"What's stopping them from short stroking disks that they want fast I/O from?"
Why would you bother when SSDs do this fantastically better?
The reasons for not having multiple sets of arms have already been discussed.
Short version: It didn't work. Slightly longer one: When it did work it was unreliable.
The reasons for not shortstroking are simply that you end up with a device that costs about as much per GB as a SSD (or more!) with performance far inferior to SSD (which is why SSD has eaten the 10-20krpm market too)
If the chocolate factory put in an order for a couple million devices they can get them customised any way they want, but...
1: They won't be cheaper than commodity items (they'd need to order 10-100 times that many)
2: HDDs aren't (practically) going to get any denser. All the R&D labs are closed. HAMR is end of the line and the extra head size for that has proved to outweigh the platter density gains.

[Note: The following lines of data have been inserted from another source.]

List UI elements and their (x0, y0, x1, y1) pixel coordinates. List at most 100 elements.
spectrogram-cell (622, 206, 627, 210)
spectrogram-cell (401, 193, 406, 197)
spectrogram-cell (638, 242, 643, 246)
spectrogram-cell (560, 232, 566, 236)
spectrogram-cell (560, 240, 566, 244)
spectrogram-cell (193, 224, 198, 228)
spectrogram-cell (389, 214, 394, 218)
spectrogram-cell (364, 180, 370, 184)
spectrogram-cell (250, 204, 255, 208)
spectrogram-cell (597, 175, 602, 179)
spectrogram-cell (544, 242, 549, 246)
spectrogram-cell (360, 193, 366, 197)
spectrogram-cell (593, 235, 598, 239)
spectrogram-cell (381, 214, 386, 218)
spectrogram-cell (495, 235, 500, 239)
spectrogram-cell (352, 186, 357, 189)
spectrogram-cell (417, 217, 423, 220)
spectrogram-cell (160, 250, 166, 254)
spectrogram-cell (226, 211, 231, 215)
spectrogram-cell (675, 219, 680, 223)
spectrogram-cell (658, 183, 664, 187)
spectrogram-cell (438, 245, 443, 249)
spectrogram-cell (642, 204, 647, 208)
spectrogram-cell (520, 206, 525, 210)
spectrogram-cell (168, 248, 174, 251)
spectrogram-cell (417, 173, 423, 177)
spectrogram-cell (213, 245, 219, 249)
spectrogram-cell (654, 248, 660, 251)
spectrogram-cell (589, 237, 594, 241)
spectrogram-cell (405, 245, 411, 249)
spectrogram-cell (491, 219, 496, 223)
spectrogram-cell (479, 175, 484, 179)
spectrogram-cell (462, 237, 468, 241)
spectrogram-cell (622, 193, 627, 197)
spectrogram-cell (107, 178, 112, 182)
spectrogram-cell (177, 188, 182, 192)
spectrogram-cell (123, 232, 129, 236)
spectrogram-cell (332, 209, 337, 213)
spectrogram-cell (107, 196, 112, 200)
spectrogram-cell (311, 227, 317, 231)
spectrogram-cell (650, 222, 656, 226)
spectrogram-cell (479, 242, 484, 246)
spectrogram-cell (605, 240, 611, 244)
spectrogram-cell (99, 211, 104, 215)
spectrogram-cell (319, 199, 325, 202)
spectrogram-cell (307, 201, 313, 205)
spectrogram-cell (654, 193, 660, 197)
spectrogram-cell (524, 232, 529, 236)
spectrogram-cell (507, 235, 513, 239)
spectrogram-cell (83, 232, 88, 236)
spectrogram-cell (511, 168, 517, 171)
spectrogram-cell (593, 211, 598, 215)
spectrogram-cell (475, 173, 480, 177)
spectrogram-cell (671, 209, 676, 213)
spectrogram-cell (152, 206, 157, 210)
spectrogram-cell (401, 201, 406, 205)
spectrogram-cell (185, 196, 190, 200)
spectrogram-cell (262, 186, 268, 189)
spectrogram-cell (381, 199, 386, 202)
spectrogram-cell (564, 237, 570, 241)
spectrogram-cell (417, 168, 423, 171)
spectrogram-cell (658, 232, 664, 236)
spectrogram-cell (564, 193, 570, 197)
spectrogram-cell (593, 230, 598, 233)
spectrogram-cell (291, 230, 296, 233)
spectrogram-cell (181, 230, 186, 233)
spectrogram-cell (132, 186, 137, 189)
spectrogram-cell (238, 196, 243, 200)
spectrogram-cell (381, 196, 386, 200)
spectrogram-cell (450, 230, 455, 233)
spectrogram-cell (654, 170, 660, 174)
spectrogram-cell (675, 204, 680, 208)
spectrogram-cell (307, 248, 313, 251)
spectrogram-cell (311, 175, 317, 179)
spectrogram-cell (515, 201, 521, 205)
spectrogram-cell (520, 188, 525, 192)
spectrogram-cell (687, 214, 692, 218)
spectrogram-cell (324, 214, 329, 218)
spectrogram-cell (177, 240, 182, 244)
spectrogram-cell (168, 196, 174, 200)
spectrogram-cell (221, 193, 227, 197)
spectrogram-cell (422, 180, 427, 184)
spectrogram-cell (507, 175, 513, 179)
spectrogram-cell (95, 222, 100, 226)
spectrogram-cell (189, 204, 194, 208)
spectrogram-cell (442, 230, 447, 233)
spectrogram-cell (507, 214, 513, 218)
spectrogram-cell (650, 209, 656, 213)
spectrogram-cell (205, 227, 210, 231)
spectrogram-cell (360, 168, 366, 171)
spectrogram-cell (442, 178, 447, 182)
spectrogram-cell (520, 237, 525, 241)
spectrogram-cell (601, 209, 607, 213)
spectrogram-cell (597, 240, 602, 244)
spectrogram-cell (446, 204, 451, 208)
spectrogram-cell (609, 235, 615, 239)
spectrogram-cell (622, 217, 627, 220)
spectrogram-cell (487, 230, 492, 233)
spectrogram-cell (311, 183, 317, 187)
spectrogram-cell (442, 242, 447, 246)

3: All the platters come from just two manufacturers (possibly down to one now) and all the heads come from another manufacturer. Both of them have been coordinating years in advance with drivemakers to ensure economies of scale in manufacturing. The Thai floods were the warning shot that HDD supply chains are subject to nasty SPOF issues. BASF is not going to crank up a 5.25" platter line just because Google wants a couple of million drives, etc.
4: SSDs are still getting denser/faster. 3.5" and 2.5" formats are legacy items now, just as 5.25" and 8" were in the past.
Bigfoots were fun, but slow, fragile and even if treated with kid gloves, pretty unreliable. Having arms that had to seek over that much platter space and cope with that much variation in resultant linear velocity under the heads (which affects fly height, because it's that velocity which drives air through the venturi that lifts the head off the disk) turned out to be a bad idea at those platter densities and wouldn't be possible with current platter densities (which have a fly height less than 1/10 of bigfoot-era heads).
It was rumoured that Quantum tried multiplatter bigfoots but that they never even got to production prototype stage due to unreliability.